Tired of going to Kinkos or FedEx or whatever their name is today to have your artwork printed kinda halfass on crummy paper by a disgruntled underpaid plebeian?

Try Rabbit Valley instead.  We can print on 8.5x11 card stock all the way up to beautiful 44" wide poster prints on everything from Epson photo paper to artist canvas.  Yep, you can stretch your work and get it professionally framed.

An example: 24x36 inch full color CMYK process print on Epson Photo Glossy stock is $20.  (Suck on that FedEx.)

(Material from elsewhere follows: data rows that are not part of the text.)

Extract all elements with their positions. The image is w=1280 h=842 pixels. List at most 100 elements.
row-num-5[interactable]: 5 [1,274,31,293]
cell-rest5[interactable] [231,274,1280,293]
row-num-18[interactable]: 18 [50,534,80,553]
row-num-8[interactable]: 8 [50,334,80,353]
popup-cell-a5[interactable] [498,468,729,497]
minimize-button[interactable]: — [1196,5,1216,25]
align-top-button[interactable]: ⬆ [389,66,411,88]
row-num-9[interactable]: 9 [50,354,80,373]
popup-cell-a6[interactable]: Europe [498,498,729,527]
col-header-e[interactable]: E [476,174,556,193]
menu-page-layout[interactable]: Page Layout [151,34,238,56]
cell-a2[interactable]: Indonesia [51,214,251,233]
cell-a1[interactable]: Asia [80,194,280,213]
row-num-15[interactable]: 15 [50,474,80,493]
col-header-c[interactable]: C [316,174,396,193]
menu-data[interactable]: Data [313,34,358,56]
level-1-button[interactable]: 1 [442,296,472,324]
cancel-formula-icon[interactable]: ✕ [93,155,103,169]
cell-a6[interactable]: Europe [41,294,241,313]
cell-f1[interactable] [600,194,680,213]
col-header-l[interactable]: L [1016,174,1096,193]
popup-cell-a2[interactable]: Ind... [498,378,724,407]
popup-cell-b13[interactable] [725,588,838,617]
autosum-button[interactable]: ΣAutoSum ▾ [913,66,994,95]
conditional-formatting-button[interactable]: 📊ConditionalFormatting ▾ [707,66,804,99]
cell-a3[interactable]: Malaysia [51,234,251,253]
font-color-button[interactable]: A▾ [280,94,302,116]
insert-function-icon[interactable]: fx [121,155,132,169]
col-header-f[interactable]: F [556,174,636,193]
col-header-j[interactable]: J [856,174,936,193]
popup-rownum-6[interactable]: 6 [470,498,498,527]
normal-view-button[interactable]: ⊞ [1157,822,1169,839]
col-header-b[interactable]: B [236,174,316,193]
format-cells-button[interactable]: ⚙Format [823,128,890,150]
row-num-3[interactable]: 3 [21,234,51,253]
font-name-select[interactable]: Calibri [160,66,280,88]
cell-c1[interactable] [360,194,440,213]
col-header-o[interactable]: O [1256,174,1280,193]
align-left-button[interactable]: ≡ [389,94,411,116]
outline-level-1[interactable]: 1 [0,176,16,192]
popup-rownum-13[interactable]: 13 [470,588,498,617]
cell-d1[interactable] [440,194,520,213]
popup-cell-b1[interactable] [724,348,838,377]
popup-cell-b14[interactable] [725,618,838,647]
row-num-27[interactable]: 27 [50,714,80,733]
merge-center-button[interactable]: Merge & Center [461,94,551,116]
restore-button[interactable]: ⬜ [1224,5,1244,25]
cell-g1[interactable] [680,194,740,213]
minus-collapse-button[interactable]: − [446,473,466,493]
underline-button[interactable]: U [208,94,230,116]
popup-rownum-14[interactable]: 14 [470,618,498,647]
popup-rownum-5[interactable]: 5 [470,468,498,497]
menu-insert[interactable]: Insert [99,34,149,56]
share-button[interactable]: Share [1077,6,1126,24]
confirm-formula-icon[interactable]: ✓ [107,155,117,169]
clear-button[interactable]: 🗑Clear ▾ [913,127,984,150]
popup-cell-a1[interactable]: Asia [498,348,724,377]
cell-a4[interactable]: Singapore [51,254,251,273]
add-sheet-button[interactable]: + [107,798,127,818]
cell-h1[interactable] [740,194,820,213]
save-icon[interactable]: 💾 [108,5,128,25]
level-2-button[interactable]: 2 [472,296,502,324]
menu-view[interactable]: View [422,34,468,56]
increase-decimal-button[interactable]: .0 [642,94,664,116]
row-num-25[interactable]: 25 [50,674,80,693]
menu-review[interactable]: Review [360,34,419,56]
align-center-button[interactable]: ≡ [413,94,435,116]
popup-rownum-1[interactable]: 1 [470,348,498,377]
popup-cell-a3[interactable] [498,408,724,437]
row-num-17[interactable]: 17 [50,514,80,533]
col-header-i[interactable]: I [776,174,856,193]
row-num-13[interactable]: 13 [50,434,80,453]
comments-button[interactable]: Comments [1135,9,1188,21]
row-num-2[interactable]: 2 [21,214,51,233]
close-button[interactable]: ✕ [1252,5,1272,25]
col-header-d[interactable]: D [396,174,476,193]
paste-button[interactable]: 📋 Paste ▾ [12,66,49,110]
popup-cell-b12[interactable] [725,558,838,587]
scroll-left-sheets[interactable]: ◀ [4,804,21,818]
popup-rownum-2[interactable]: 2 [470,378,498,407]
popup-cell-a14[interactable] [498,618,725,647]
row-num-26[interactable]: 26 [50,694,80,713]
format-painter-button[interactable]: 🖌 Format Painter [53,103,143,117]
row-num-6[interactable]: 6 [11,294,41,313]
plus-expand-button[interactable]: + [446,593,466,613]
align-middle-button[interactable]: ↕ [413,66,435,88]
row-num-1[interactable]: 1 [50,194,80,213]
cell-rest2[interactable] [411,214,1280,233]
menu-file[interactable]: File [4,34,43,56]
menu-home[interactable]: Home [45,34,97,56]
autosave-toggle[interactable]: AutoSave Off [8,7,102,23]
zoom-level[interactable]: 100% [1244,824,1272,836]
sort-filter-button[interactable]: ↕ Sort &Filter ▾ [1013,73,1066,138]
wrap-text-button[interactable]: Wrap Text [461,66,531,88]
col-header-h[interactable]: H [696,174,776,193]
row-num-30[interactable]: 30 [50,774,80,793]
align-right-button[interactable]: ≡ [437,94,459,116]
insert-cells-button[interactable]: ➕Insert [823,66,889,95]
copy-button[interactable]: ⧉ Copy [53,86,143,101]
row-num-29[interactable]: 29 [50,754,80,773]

Hit http://www.rabbitvalley.com/department_3109_0_0.html the printing services information page for more information.  Remember, you MUST be the original copyright holder (aka the artist) or have explicit written and signed permission to use this service!


Right now, we've got lots of folks asking us to sign up as an artist to sell prints on the site, so we're booked up on that this second.  (Still working out a thing to make it easier for us to add new artists!)


----------



## Cyrsynik (Aug 8, 2008)

or Buffalo Graphix.....they are good too


----------



## RabbitValley (Aug 9, 2008)

Buffalo Graphics? Can't say I've heard of them. Link for those who might want to visit?

We'll try to get a price sheet up on the Forum for artists within the next week.


----------



## Aden (Aug 9, 2008)

A price sheet would indeed be nice. I know my boyfriend was looking to get some things printed that wouldn't exactly be campus Printing Hub material...


----------



## Unnie (Aug 9, 2008)

I was actually going to ask about online printing services that aren't expensive and print more...mature works. I've been browsing around and haven't exactly found any that I like. Thanks so much >_< I'm definitely going to look into it c:


----------



## RabbitValley (Aug 10, 2008)

Aden said:


> A price sheet would indeed be nice. I know my boyfriend was looking to get some things printed that wouldn't exactly be campus Printing Hub material...



We'll work on that this week for you!


----------